Private property seized during the Holocaust included farmland, forests, food processing plants, mills, distilleries, homes, apartments and buildings. Romania passed laws to reverse the confiscation of Jewish and Roma property soon after the fascist regime was deposed in August 1944. Legislation included Law No. 641/1944 (regarding the abolition of anti-Semitic measures) and Law No. 607/1945 (regarding the annulment of certain contracts that transferred property during exceptional circumstances). Since the country’s 1989 revolution, some claimants have pursued court cases to seek restitution of private property under Law 641/1944, which entitles Jews to seek restitution of certain properties confiscated during the Holocaust. There is no known statistical data covering restitution cases filed under Law 641/1944, but anecdotal evidence suggests that the courts have granted restitution or compensation in only a small percentage of these cases.
Claims by some foreign citizens relating to war damage and nationalization were settled through bilateral agreements with foreign governments (e.g., United States, Canada, and the United Kingdom). Restitution began to take place after the fall of the Communist regime in 1989, although post-Communist restitution laws effectively often excluded Holocaust-era confiscations. Laws enacted in the 1990s for private and communal property restitution sometimes overlapped or conflicted and were not well enforced.
In the last decade, Romania has passed several broad laws on private property restitution. Following a decision by the European Court of Human Rights, Romania passed Law No. 165/2013 to rectify systemic problems with its restitution program for private property confiscated by the Communist regime.
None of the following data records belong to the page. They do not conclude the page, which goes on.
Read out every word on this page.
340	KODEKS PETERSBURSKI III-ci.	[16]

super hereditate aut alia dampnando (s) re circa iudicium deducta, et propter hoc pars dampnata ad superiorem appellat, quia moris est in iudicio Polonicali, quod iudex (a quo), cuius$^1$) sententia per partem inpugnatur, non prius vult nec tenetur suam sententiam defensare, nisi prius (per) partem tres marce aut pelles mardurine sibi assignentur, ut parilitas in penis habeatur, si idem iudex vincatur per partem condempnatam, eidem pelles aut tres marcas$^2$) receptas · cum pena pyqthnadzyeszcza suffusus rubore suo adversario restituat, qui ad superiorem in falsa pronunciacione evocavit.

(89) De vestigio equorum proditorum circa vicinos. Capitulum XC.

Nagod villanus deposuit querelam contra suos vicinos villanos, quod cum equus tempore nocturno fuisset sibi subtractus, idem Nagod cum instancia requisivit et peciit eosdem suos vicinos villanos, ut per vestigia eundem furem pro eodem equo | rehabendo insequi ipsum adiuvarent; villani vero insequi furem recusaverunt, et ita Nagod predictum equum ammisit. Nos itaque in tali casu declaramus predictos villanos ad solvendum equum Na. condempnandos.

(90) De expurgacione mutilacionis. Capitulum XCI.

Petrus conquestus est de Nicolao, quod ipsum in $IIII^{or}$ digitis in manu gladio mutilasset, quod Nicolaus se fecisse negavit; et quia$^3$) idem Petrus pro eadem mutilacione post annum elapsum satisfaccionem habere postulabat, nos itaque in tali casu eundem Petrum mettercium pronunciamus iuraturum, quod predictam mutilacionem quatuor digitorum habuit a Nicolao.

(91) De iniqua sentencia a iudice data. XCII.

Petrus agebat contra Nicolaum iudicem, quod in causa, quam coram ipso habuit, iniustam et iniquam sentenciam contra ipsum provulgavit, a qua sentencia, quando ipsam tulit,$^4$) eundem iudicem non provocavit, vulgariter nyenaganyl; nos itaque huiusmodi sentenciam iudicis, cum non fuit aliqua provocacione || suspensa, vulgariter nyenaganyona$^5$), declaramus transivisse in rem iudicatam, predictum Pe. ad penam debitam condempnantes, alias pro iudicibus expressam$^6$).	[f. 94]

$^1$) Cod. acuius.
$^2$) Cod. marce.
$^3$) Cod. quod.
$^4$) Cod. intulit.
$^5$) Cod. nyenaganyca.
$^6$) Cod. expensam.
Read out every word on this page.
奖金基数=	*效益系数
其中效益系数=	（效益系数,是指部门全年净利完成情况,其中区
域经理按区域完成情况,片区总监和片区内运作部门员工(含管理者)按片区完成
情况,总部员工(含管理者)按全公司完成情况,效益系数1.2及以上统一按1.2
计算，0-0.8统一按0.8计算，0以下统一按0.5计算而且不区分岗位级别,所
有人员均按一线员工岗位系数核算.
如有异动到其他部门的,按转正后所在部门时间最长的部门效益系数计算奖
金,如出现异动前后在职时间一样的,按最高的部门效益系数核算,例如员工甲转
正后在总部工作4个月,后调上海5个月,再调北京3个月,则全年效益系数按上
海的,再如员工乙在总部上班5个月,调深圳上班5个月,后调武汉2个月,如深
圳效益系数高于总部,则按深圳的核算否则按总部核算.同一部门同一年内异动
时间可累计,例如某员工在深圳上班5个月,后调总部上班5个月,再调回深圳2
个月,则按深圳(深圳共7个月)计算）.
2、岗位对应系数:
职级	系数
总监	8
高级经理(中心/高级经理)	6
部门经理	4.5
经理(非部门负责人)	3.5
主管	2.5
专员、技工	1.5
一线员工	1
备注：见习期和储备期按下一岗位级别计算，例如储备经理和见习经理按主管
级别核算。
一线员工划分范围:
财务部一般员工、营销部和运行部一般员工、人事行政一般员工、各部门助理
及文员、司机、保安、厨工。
In 2016, subsequent legislation prioritized the processing of private property claims made by Holocaust survivors and resolved technical issues that had been delaying the return of certain Jewish communal properties.
The 2016 legislation was adopted during the tenure of then-Prime Minister Cioloș. Proposals that could help unblock or expedite the processing of remaining private and communal property claims, as well as proposals to make the application for a pension program less burdensome to Holocaust survivors who no longer have Romanian citizenship, are under review in discussions with the Federation of Jewish Communities in Romania and the WJRO.
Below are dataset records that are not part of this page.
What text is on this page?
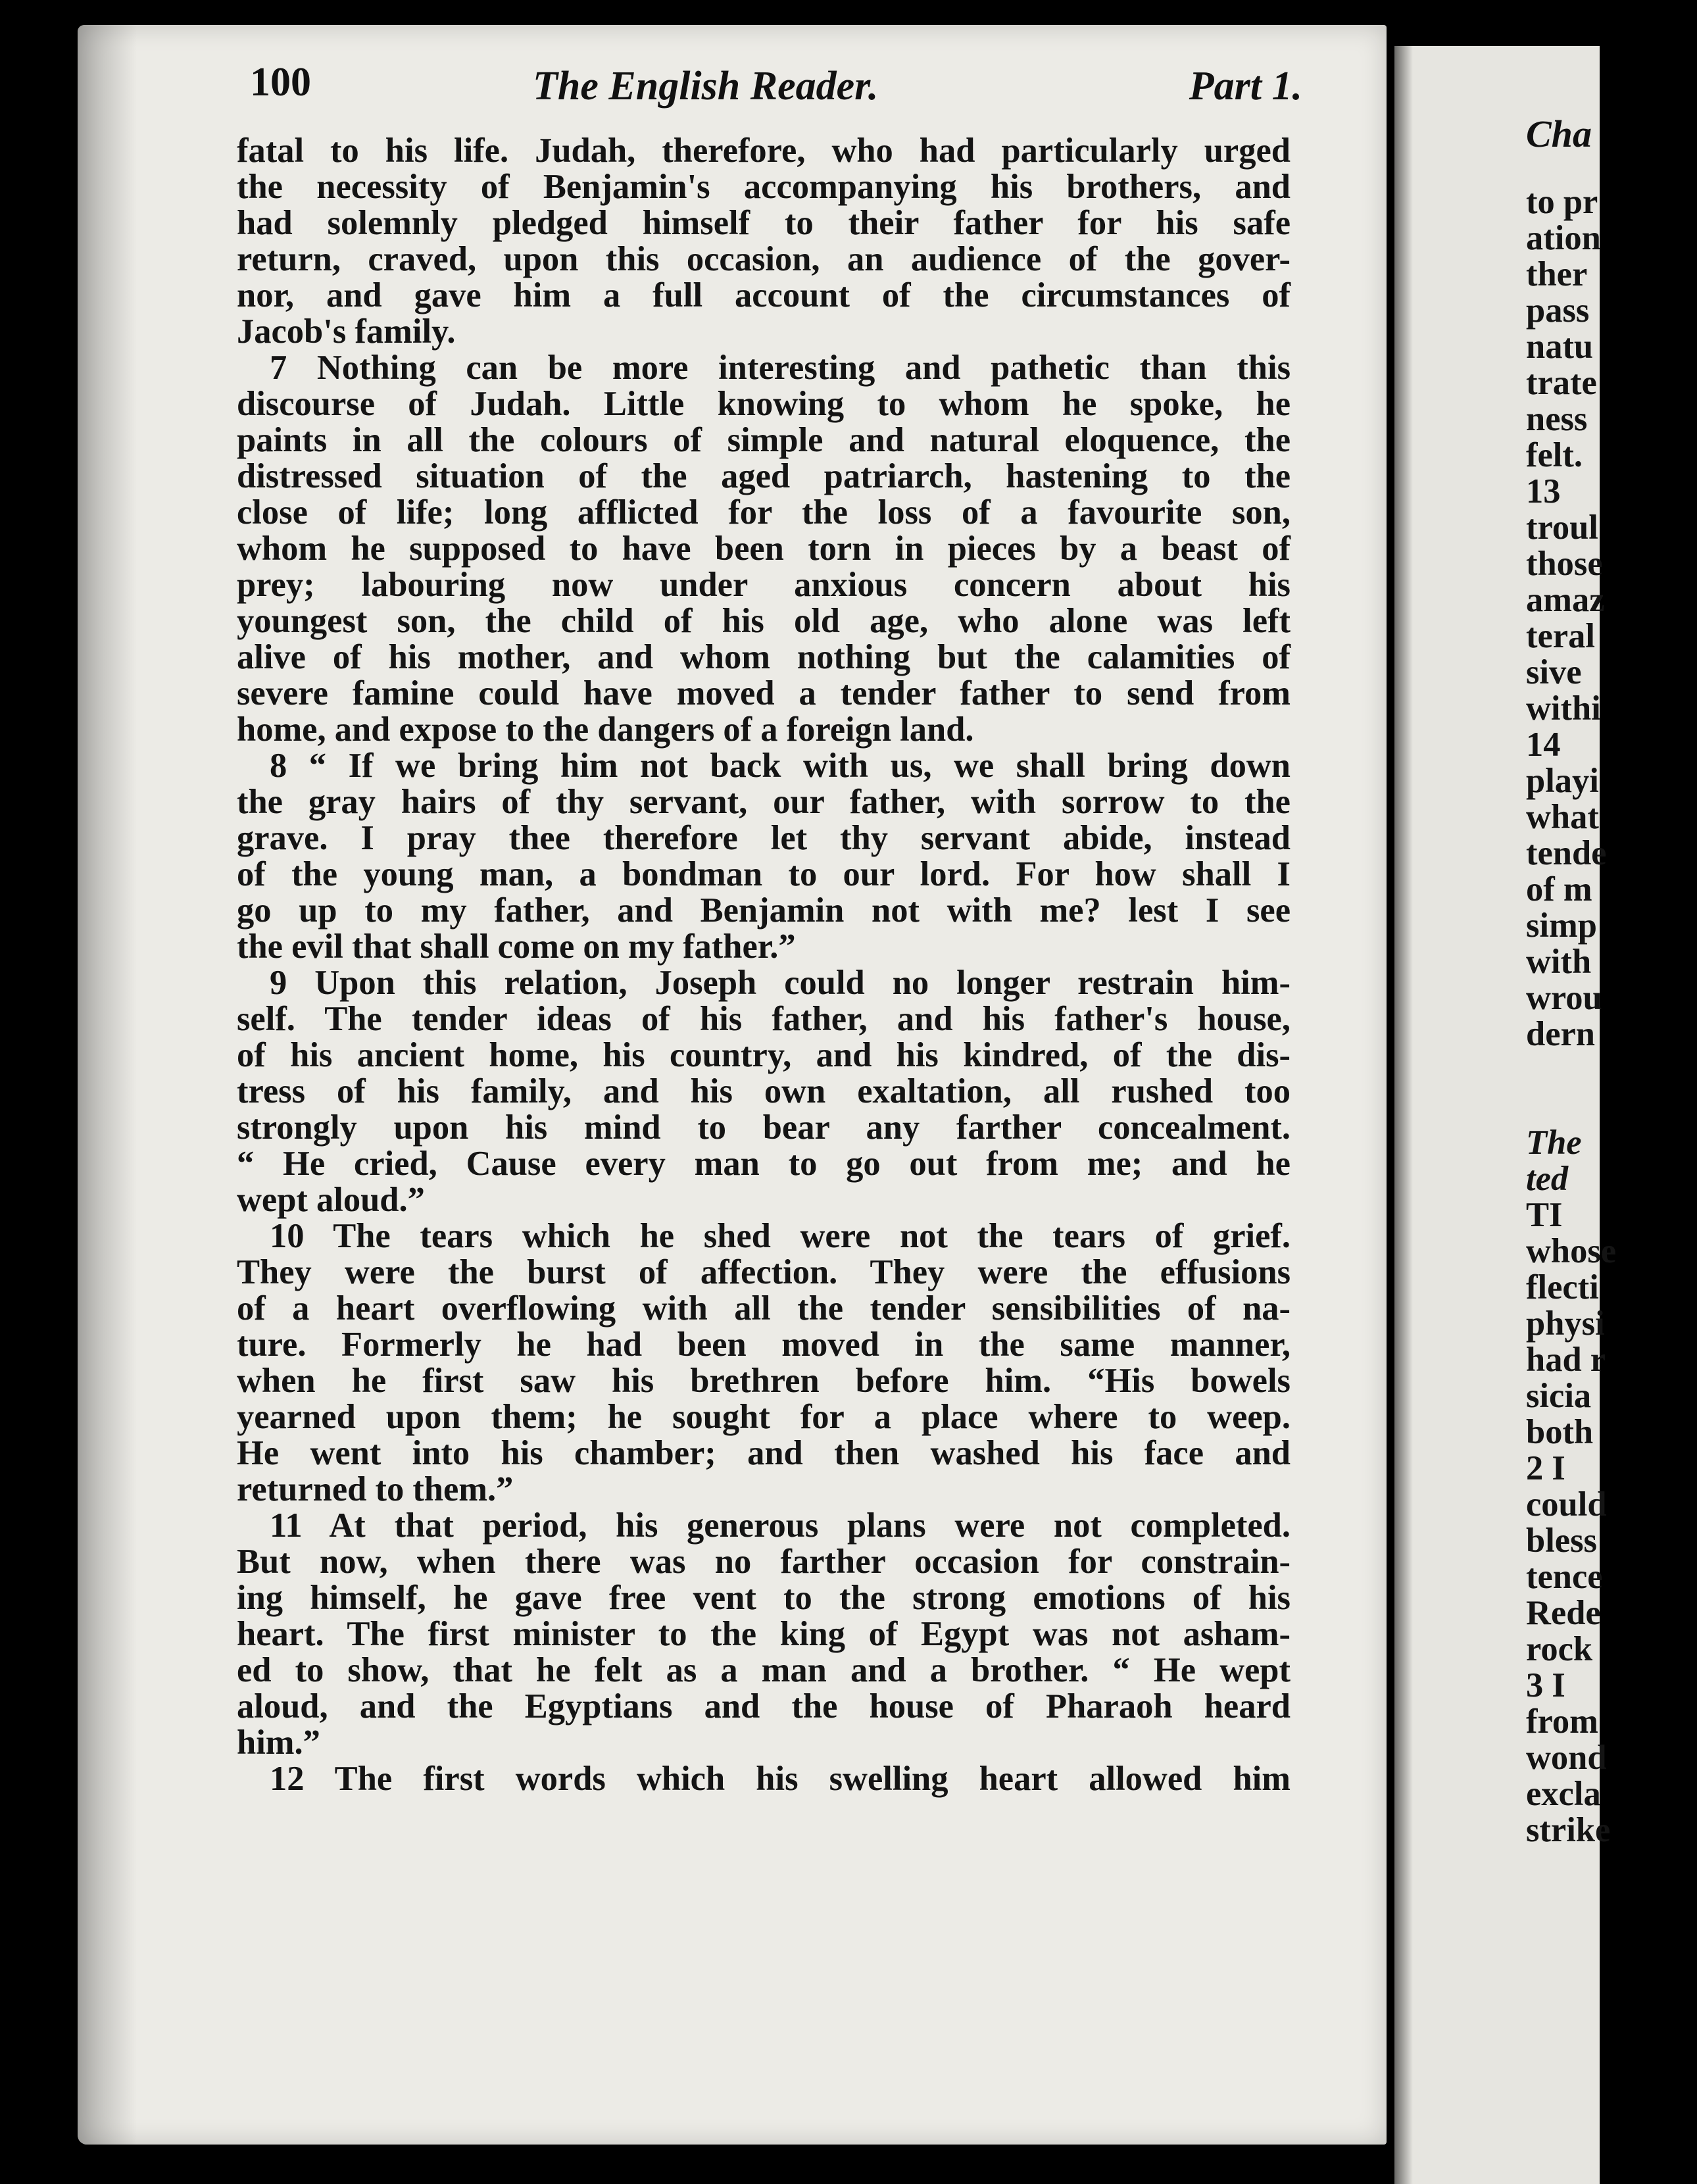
100	The English Reader.	Part 1.
fatal to his life. Judah, therefore, who had particularly urged
the necessity of Benjamin's accompanying his brothers, and
had solemnly pledged himself to their father for his safe
return, craved, upon this occasion, an audience of the gover-
nor, and gave him a full account of the circumstances of
Jacob's family.
7 Nothing can be more interesting and pathetic than this
discourse of Judah. Little knowing to whom he spoke, he
paints in all the colours of simple and natural eloquence, the
distressed situation of the aged patriarch, hastening to the
close of life; long afflicted for the loss of a favourite son,
whom he supposed to have been torn in pieces by a beast of
prey; labouring now under anxious concern about his
youngest son, the child of his old age, who alone was left
alive of his mother, and whom nothing but the calamities of
severe famine could have moved a tender father to send from
home, and expose to the dangers of a foreign land.
8 “ If we bring him not back with us, we shall bring down
the gray hairs of thy servant, our father, with sorrow to the
grave. I pray thee therefore let thy servant abide, instead
of the young man, a bondman to our lord. For how shall I
go up to my father, and Benjamin not with me? lest I see
the evil that shall come on my father.”
9 Upon this relation, Joseph could no longer restrain him-
self. The tender ideas of his father, and his father's house,
of his ancient home, his country, and his kindred, of the dis-
tress of his family, and his own exaltation, all rushed too
strongly upon his mind to bear any farther concealment.
“ He cried, Cause every man to go out from me; and he
wept aloud.”
10 The tears which he shed were not the tears of grief.
They were the burst of affection. They were the effusions
of a heart overflowing with all the tender sensibilities of na-
ture. Formerly he had been moved in the same manner,
when he first saw his brethren before him. “His bowels
yearned upon them; he sought for a place where to weep.
He went into his chamber; and then washed his face and
returned to them.”
11 At that period, his generous plans were not completed.
But now, when there was no farther occasion for constrain-
ing himself, he gave free vent to the strong emotions of his
heart. The first minister to the king of Egypt was not asham-
ed to show, that he felt as a man and a brother. “ He wept
aloud, and the Egyptians and the house of Pharaoh heard
him.”
12 The first words which his swelling heart allowed him
Cha
to pr
ation
ther
pass
natu
trate
ness
felt.
13
troul
those
amaz
teral
sive
withi
14
playi
what
tende
of m
simp
with
wrou
dern
The
ted
TI
whose
flecti
physi
had r
sicia
both
2 I
could
bless
tence
Rede
rock
3 I
from
wond
excla
strike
During the Holocaust, the regime seized cemeteries, synagogues, schools, hospitals, and other types of Jewish communal or religious property. Under Romanian law, the Jewish community is entitled to receive compensation for buildings and land confiscated or nationalized between September 6, 1940, and December 22, 1989. The Caritatea Foundation has obtained restitution or compensation for 40 percent of the communal properties it identified. Lack of access to archival documents and the destruction of some archival collections limited the Foundation’s ability to file claims for all the identified communal properties before the 2006 deadline. Romania’s National Authority for Property Restitution reports a much higher percentage of successful claims (up to 90 percent).
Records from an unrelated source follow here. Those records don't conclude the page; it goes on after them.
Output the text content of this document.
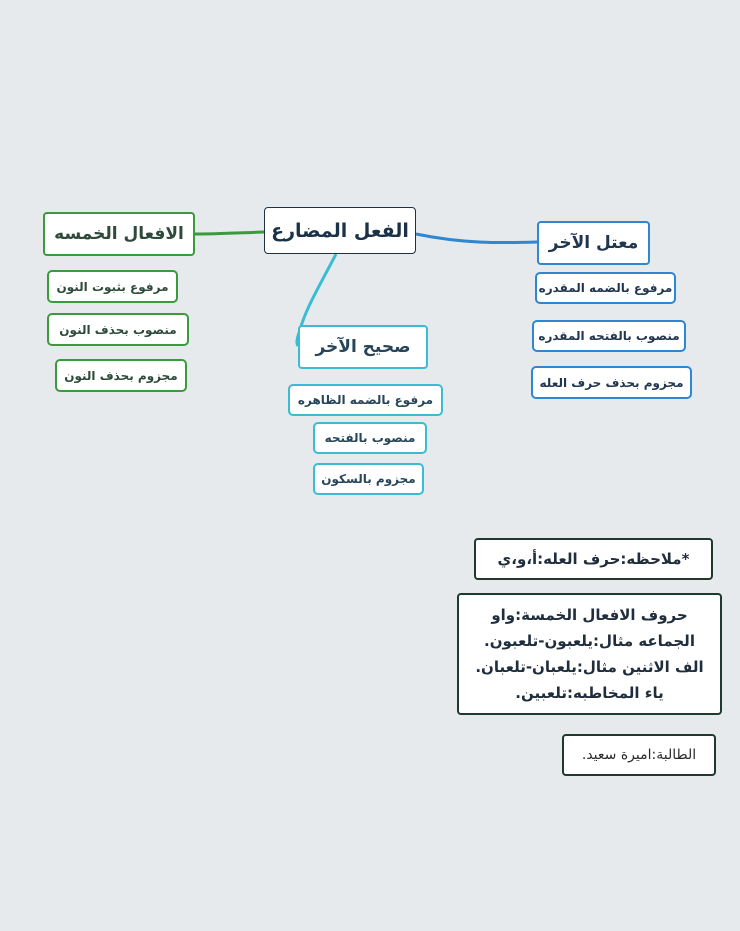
الفعل المضارع
الافعال الخمسه
مرفوع بثبوت النون
منصوب بحذف النون
مجزوم بحذف النون
صحيح الآخر
مرفوع بالضمه الظاهره
منصوب بالفتحه
مجزوم بالسكون
معتل الآخر
مرفوع بالضمه المقدره
منصوب بالفتحه المقدره
مجزوم بحذف حرف العله
*ملاحظه:حرف العله:أ،و،ي
حروف الافعال الخمسة:واو
الجماعه مثال:يلعبون-تلعبون.
الف الاثنين مثال:يلعبان-تلعبان.
ياء المخاطبه:تلعبين.
الطالبة:اميرة سعيد.
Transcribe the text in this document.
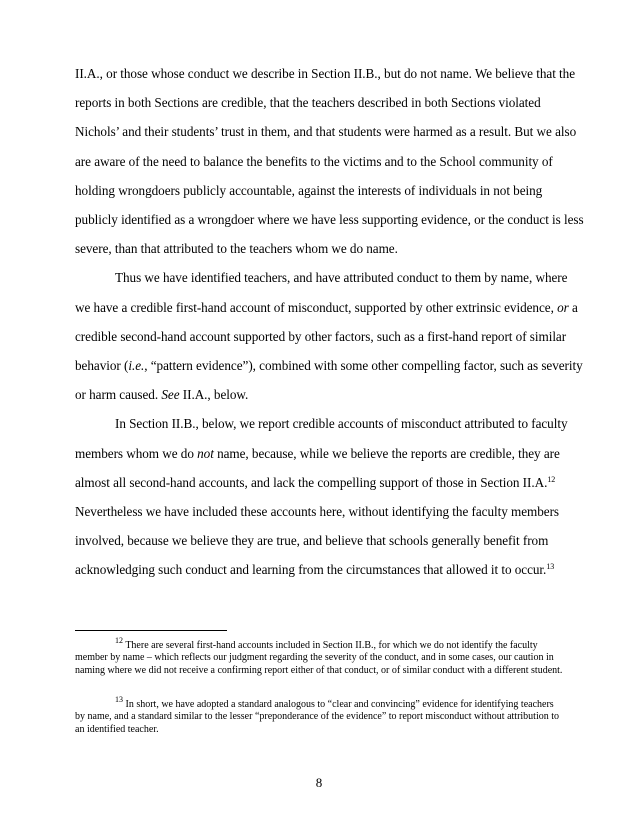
II.A., or those whose conduct we describe in Section II.B., but do not name. We believe that the
reports in both Sections are credible, that the teachers described in both Sections violated
Nichols’ and their students’ trust in them, and that students were harmed as a result. But we also
are aware of the need to balance the benefits to the victims and to the School community of
holding wrongdoers publicly accountable, against the interests of individuals in not being
publicly identified as a wrongdoer where we have less supporting evidence, or the conduct is less
severe, than that attributed to the teachers whom we do name.
Thus we have identified teachers, and have attributed conduct to them by name, where
we have a credible first-hand account of misconduct, supported by other extrinsic evidence, or a
credible second-hand account supported by other factors, such as a first-hand report of similar
behavior (i.e., “pattern evidence”), combined with some other compelling factor, such as severity
or harm caused. See II.A., below.
In Section II.B., below, we report credible accounts of misconduct attributed to faculty
members whom we do not name, because, while we believe the reports are credible, they are
almost all second-hand accounts, and lack the compelling support of those in Section II.A.$^{12}$
Nevertheless we have included these accounts here, without identifying the faculty members
involved, because we believe they are true, and believe that schools generally benefit from
$^{12}$ There are several first-hand accounts included in Section II.B., for which we do not identify the faculty member by name – which reflects our judgment regarding the severity of the conduct, and in some cases, our caution in naming where we did not receive a confirming report either of that conduct, or of similar conduct with a different student.
$^{13}$ In short, we have adopted a standard analogous to “clear and convincing” evidence for identifying teachers by name, and a standard similar to the lesser “preponderance of the evidence” to report misconduct without attribution to an identified teacher.
8
acknowledging such conduct and learning from the circumstances that allowed it to occur.$^{13}$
Legislation passed in 2016 clarifies the Caritatea Foundation’s rights to 55 Jewish communal properties, such as schools and burial societies that were incorporated separately from properties owned by the country’s pre-Holocaust central Jewish communities. This 2016 legislation also resolved a technical issue that had delayed 40 of the Caritatea Foundation’s claims for properties that the Jewish communities were compelled to “donate” to the state during the Communist era.
Romanian law established a point system for compensation in private and communal property cases where restitution was not possible. Religious groups can use the points only to bid on other properties in auctions organized by the National Commission for Real Estate Compensation. The Commission validates compensation decisions of other local or central authorities, including those of the Special Restitution Commission within the National Authority for Property Restitution, which decides on restitution claims filed by religious denominations and national minorities. As is done with private property, these laws establish a 240-day period during which claimants must submit additional evidence in their cases when requested by the entity in charge of resolving their restitution claim. If a claimant cannot meet the deadline, the administrative authority may reject the case. The authority may extend the deadline by an additional 120 days if the claimant can prove he/she made a concerted effort to obtain the evidence (usually in the possession of other state authorities), although was unable to do so.
The 1947 Treaty of Paris requires Romania to return heirless and unclaimed property to the Jewish community. Romania enacted legislation in 1948 (Law No. 113) designed to implement the Treaty by transferring property belonging to victims of racial or religious persecution to organizations that would benefit remaining members of the community. According to a 2016 report by the European Shoah Legacy Institute, the law “was never fully or meaningfully implemented.”